November 21, 2012

Serba Langganan


                Bagi pembaca yang tinggal di kota Jakarta, pasti mengerti akan kota Jakarta yang memaksa penduduknya untuk berpikir cepat dan bertindak cepat. Kalau tidak begitu, maka tidak akan bertahan lama hidup sejahtera di kota Jakarta. Misalnya saja begini, saya adalah seseorang yang sehari-harinya naik kereta untuk pulang ke rumah, suatu hari terjadi hujan badai dan di salah satu stasiun kereta pusat, gardu listriknya tersambar petir sehingga jalur kereta api macet sebagian dan tidak dapat berjalan seperti biasa. Dalam kondisi seperti ini, kalau saya tidak memikirkan alternatif dengan cepat dan juga efektif, maka antara saya akan sampai di rumah malam sekali atau tidak pulang sama sekali.
                Sebagai makhluk sosial, jika hanya kita yang berpikir dan bertindak cepat, kita masih tidak sejahtera. Kita butuh orang lain untuk berpikir dan bertindak cepat untuk kita. Itu mengapa, menjadi seorang sekertaris atau asisten bos besar adalah pekerjaan yang sangat besar dan dihargai dengan gaji yang juga cukup besar.
                Orang-orang yang biasanya kita butuhkan untuk berpikir atau bertindak cepat untuk kita adalah orang-orang yang kita percaya. Agak susah memang mencari orang yang dapat dipercaya di kota metropolitan yang keras  ini. Begitu mendapat orang yang dapat dipercaya, pasti akan selalu ingin dengan orang itu.

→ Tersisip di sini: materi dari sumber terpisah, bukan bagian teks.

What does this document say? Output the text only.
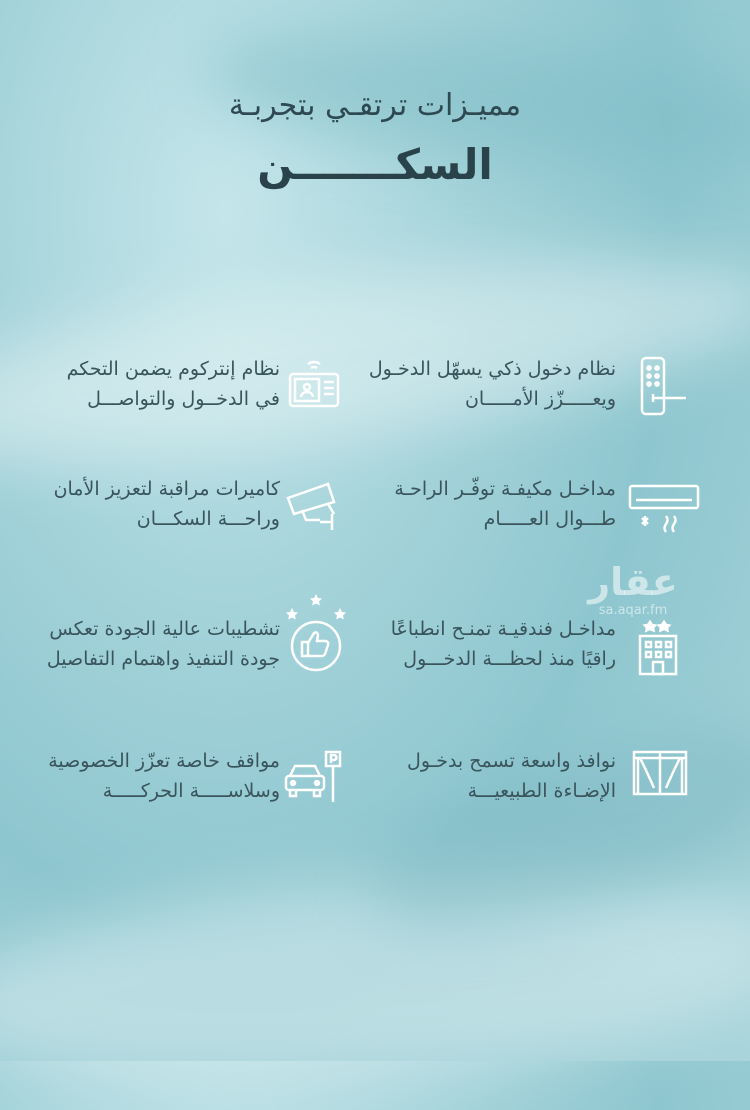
مميـزات ترتقـي بتجربـة
السكـــــــن
نظام دخول ذكي يسهّل الدخـول
ويعـــــزّز الأمـــــان
نظام إنتركوم يضمن التحكم
في الدخــول والتواصـــل
مداخـل مكيفـة توفّـر الراحـة
طـــوال العـــــام
كاميرات مراقبة لتعزيز الأمان
وراحـــة السكـــان
مداخـل فندقيـة تمنـح انطباعًا
راقيًا منذ لحظـــة الدخـــول
تشطيبات عالية الجودة تعكس
جودة التنفيذ واهتمام التفاصيل
نوافذ واسعة تسمح بدخـول
الإضـاءة الطبيعيـــة
مواقف خاصة تعزّز الخصوصية
وسلاســـــة الحركـــــة
عقار
sa.aqar.fm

Inilah yang menyebabkan kita menjadikan orang lain langganan kita.
                Banyak hal yang kita lakukan yang perlu orang-orang kepercayaan untuk melakukan hal itu untuk kita, dan biasanya orang-orang ini bukan hanya dapat dipercaya, tetapi juga menguntungkan dalam segi ekonomi. Selain bisa diprioritaskan saat dilayani, kita juga bisa mendapatkan harga teman. Karena hal-hal ini, maka sistem berlangganan marak di mana-mana dan dipakai oleh banyak toko untuk menarik pelanggan.
                Segala hal bisa dibuat menjadi langganan. Dari langganan pinjam uang dari bank hingga langganan teman menyontek, dari langganan minum kopi di Starbucks sampai langganan cendol samping Masjid, dari langganan naik taksi silver bird sampai tukang ojeg. Semuanya serba langganan. Semakin sering kita membeli barangnya atau menggunakan jasanya, maka kita akan semakin menjadi prioritas mereka dan dilayani semaksimal mungkin.
                Sebenarnya, bukan hanya mereka yang merupakan langganan kita. Kita juga sebenarnya adalah langganannya orang lain. Entah apakah itu langganan untuk dimarahi atau langganan untuk dipinjami uangnya atau langganan untuk ditebengi mobilnya atau hal-hal lainnya.
                Rutinitas hidup di kota konyol ini tidak bisa lepas dari yang namanya berlangganan atau dibuat menjadi langganan, bahkan tukang ojeg pun punya tempat langganan untuk minum es cincau. Pernah menyadari hal ini?